No
había más que darse una vuelta, a primeras horas de la mañana de ayer, por
cualquier calle o avenida de la ciudad para constatar el infortunio cultural y la
pérdida de valores ancestrales que está azotando a la juventud, y muy preocupantemente
a la sevillana. Jóvenes con mascarillas de maquillaje desvaídas, consumidas por
el tiempo y la humedad de la madrugada, como extraídos de una película de
terror de clase B, aquellas que llenaban las pantallas con salsa de tomate, emulando
manchas de sangre deambulando con las
primeras luces del día, con la macilenta claridad que comenzaba a torna el gris
por los azules que abren paso por los Alcores.
Jóvenes
que se pierden en el desconocimiento, en la necedad de importar tradiciones de
lugares a los que critican, contra los que se rebelan, a veces quemando sus
símbolos y banderas, por considerarlos el origen de todos los males que nos
aquejan, que nos corroen, inductores de una crisis que azota a nuestra
particular sociedad y que la tiene sumergida en la devastación y en la pobreza.

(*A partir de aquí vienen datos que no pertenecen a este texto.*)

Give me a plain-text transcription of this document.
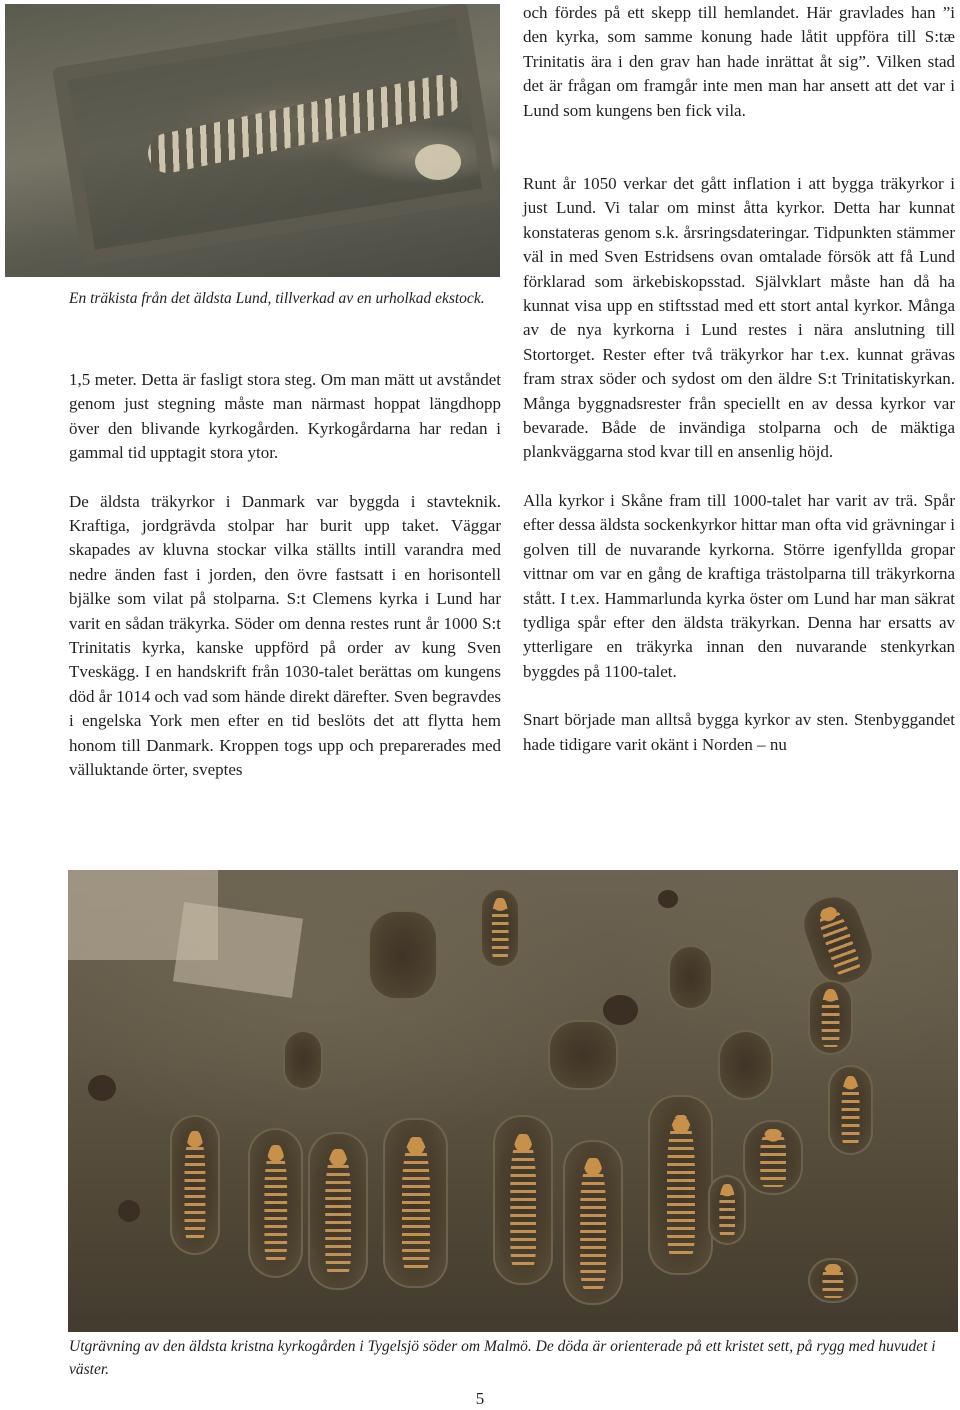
En träkista från det äldsta Lund, tillverkad av en urholkad ekstock.

1,5 meter. Detta är fasligt stora steg. Om man mätt ut avståndet genom just stegning måste man närmast hoppat längdhopp över den blivande kyrkogården. Kyrkogårdarna har redan i gammal tid upptagit stora ytor.

De äldsta träkyrkor i Danmark var byggda i stavteknik. Kraftiga, jordgrävda stolpar har burit upp taket. Väggar skapades av kluvna stockar vilka ställts intill varandra med nedre änden fast i jorden, den övre fastsatt i en horisontell bjälke som vilat på stolparna. S:t Clemens kyrka i Lund har varit en sådan träkyrka. Söder om denna restes runt år 1000 S:t Trinitatis kyrka, kanske uppförd på order av kung Sven Tveskägg. I en handskrift från 1030-talet berättas om kungens död år 1014 och vad som hände direkt därefter. Sven begravdes i engelska York men efter en tid beslöts det att flytta hem honom till Danmark. Kroppen togs upp och preparerades med välluktande örter, sveptes

och fördes på ett skepp till hemlandet. Här gravlades han ”i den kyrka, som samme konung hade låtit uppföra till S:tæ Trinitatis ära i den grav han hade inrättat åt sig”. Vilken stad det är frågan om framgår inte men man har ansett att det var i Lund som kungens ben fick vila.

Runt år 1050 verkar det gått inflation i att bygga träkyrkor i just Lund. Vi talar om minst åtta kyrkor. Detta har kunnat konstateras genom s.k. årsringsdateringar. Tidpunkten stämmer väl in med Sven Estridsens ovan omtalade försök att få Lund förklarad som ärkebiskopsstad. Självklart måste han då ha kunnat visa upp en stiftsstad med ett stort antal kyrkor. Många av de nya kyrkorna i Lund restes i nära anslutning till Stortorget. Rester efter två träkyrkor har t.ex. kunnat grävas fram strax söder och sydost om den äldre S:t Trinitatiskyrkan. Många byggnadsrester från speciellt en av dessa kyrkor var bevarade. Både de invändiga stolparna och de mäktiga plankväggarna stod kvar till en ansenlig höjd.

Alla kyrkor i Skåne fram till 1000-talet har varit av trä. Spår efter dessa äldsta sockenkyrkor hittar man ofta vid grävningar i golven till de nuvarande kyrkorna. Större igenfyllda gropar vittnar om var en gång de kraftiga trästolparna till träkyrkorna stått. I t.ex. Hammarlunda kyrka öster om Lund har man säkrat tydliga spår efter den äldsta träkyrkan. Denna har ersatts av ytterligare en träkyrka innan den nuvarande stenkyrkan byggdes på 1100-talet.

Snart började man alltså bygga kyrkor av sten. Stenbyggandet hade tidigare varit okänt i Norden – nu

Utgrävning av den äldsta kristna kyrkogården i Tygelsjö söder om Malmö. De döda är orienterade på ett kristet sett, på rygg med huvudet i väster.
5
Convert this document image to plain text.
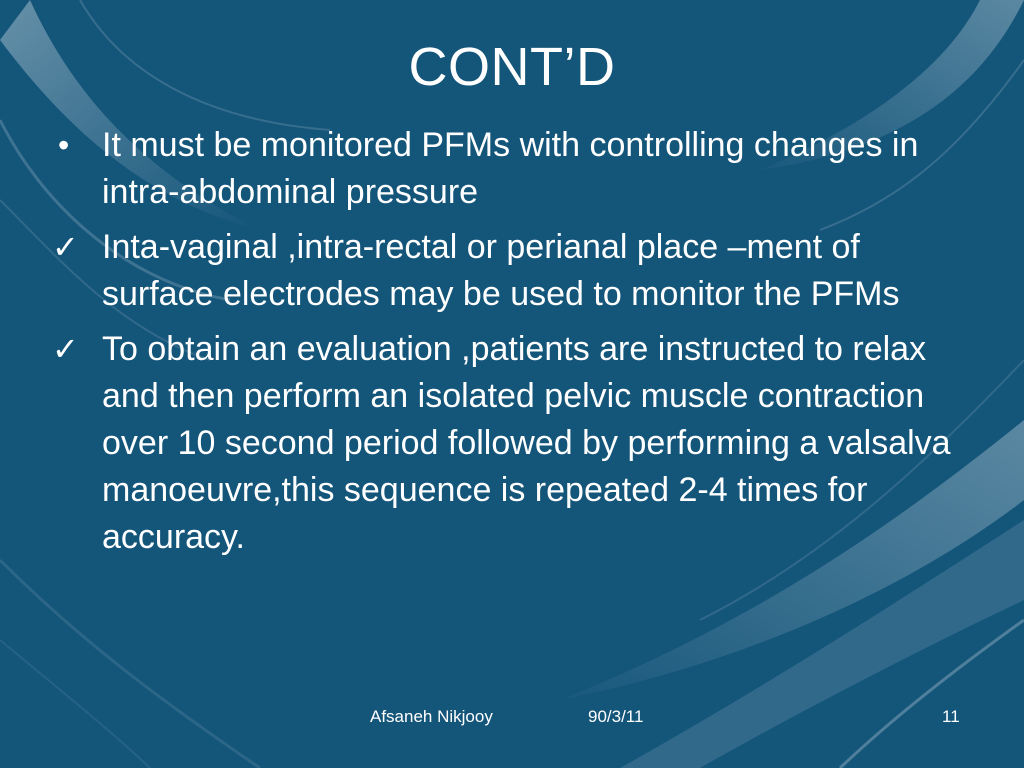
CONT’D
• It must be monitored PFMs with controlling changes in intra-abdominal pressure
✓ Inta-vaginal ,intra-rectal or perianal place –ment of surface electrodes may be used to monitor the PFMs
✓ To obtain an evaluation ,patients are instructed to relax and then perform an isolated pelvic muscle contraction over 10 second period followed by performing a valsalva manoeuvre,this sequence is repeated 2-4 times for accuracy.
Afsaneh Nikjooy	90/3/11	11
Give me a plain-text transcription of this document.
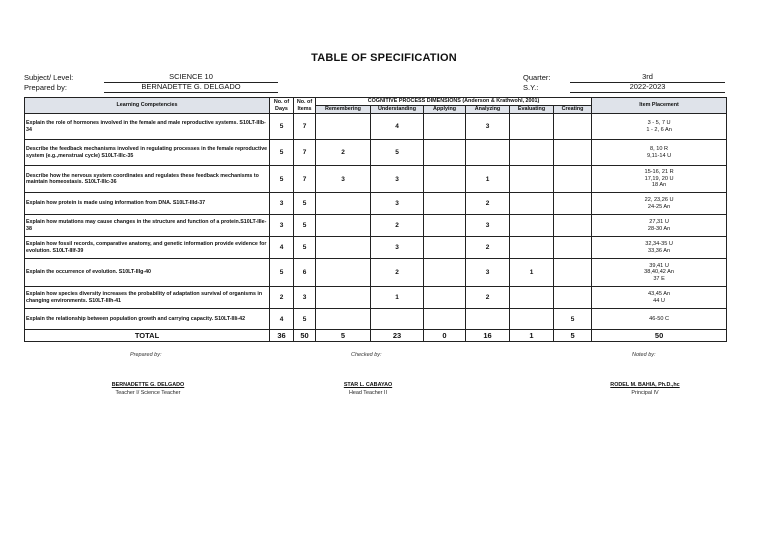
TABLE OF SPECIFICATION
Subject/ Level:	SCIENCE 10
Prepared by:	BERNADETTE G. DELGADO
Quarter:	3rd
S.Y.:	2022-2023
Learning Competencies	No. of Days	No. of Items	COGNITIVE PROCESS DIMENSIONS (Anderson & Krathwohl, 2001)						Item Placement
			Remembering	Understanding	Applying	Analyzing	Evaluating	Creating	
Explain the role of hormones involved in the female and male reproductive systems. S10LT-IIIb-34	5	7		4		3			3 - 5, 7 U
1 - 2, 6 An
Describe the feedback mechanisms involved in regulating processes in the female reproductive system (e.g.,menstrual cycle) S10LT-IIIc-35	5	7	2	5					8, 10 R
9,11-14 U
Describe how the nervous system coordinates and regulates these feedback mechanisms to maintain homeostasis. S10LT-IIIc-36	5	7	3	3		1			15-16, 21 R
17,19, 20 U
18 An
Explain how protein is made using information from DNA. S10LT-IIId-37	3	5		3		2			22, 23,26 U
24-25 An
Explain how mutations may cause changes in the structure and function of a protein.S10LT-IIIe-38	3	5		2		3			27,31 U
28-30 An
Explain how fossil records, comparative anatomy, and genetic information provide evidence for evolution. S10LT-IIIf-39	4	5		3		2			32,34-35 U
33,36 An
Explain the occurrence of evolution. S10LT-IIIg-40	5	6		2		3	1		39,41 U
38,40,42 An
37 E
Explain how species diversity increases the probability of adaptation survival of organisms in changing environments. S10LT-IIIh-41	2	3		1		2			43,45 An
44 U
Explain the relationship between population growth and carrying capacity. S10LT-IIIi-42	4	5						5	46-50 C
TOTAL	36	50	5	23	0	16	1	5	50
Prepared by:	Checked by:	Noted by:
BERNADETTE G. DELGADO
Teacher I/ Science Teacher
STAR L. CABAYAO
Head Teacher II
RODEL M. BAHIA, Ph.D.,hc
Principal IV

Jóvenes incongruentes que no quieren reconocer sus tradiciones, que las ignoran
porque las consideran desfasas y arcaicas. Jóvenes que militan en el gran
partido de la ociosidad, que no tienen más horizonte que la diversión extraña,
que agotan su tiempo en la necedad del consumismo exacerbado. Dejan de lado la
vasta cultura que nos abriga para inmiscuirse en el vacio de una tradición
anglosajona, que se ha adueñado del tiempo de nuestros difuntos.
Desconocen
la verdadera magnitud de esta decisión. Sus almas libres, que tanto claman
contra las instituciones norteamericanas, se están ligando a las galeras de las
que pretenden huir. Prefieren convertirse en siervos de los dictámenes
comerciales que llegan desde el otro lado del océano antes que perderse en los
campos y las sendas de las tradiciones españolas. Son producto de la
multiculturalidad, que en demasiadas ocasiones torna y se convierte en
incultura.
Y cuán gritan esos malditos[1].
Pasan la noche entera dando saltos y gritos, ataviados con ropajes extraños, de
orígenes foráneos, y disfrazando sus rostros con pinturas que simulan descarnes
y heridas, monstruos y seres infernales. No saben que las bregas que se
esconden en la poesía o en la novela romántica, que nos descubre a Don Juan
Tenorio, son la esencia de la cultura sevillana, referente de heroicidad frente
al amor y la muerte. Que don Miguel de Mañara ya obraba como pendenciero y
mujeriego galán algunos siglos antes de que se estancara la normanda tradición
en la sociedad civil estadounidense, y que tras contemplar su propio entierro
decidió entregarse al servicio de los pobres. Debieran preocuparse por mantener
sus tradiciones y dejarse embaucar por éstas que les esclavizan a otras.
Debieran ser consecuentes, como lo son aquellos a los que pretenden emular, y
dejarse colonizar por estas escenificaciones que conllevan siempre al consumo
de sus productos. Debieran ser más consecuentes, incluso, con sus creencias
religiosas. No debemos obviar que la celebración de hallowen es una tradición pagana,
que elude los compromisos cristianos y que se manifiesta abiertamente contra la
fe, de la que luego presumen viendo un paso de palio o un Nazareno que se
recoge con el trino de los pájaros.
La belleza de nuestras tradiciones, que
siempre guardan un componente romántico, por mucho drama, por mucha muerte que
mantengan, no pueden verse ahogadas por estas celebraciones importadas, banales
y paganizadas. Esperemos que éstos que ahora se jactan, movidos por sus
efluvios de juventud, recapaciten y mediten sobre la idoneidad de mantener
nuestras costumbres y no caigan en la servidumbre anglosajona que tanto daño
hace a nuestras tradiciones.
Y
no olvidemos que honrar a nuestros difuntos es conservar nuestra memoria.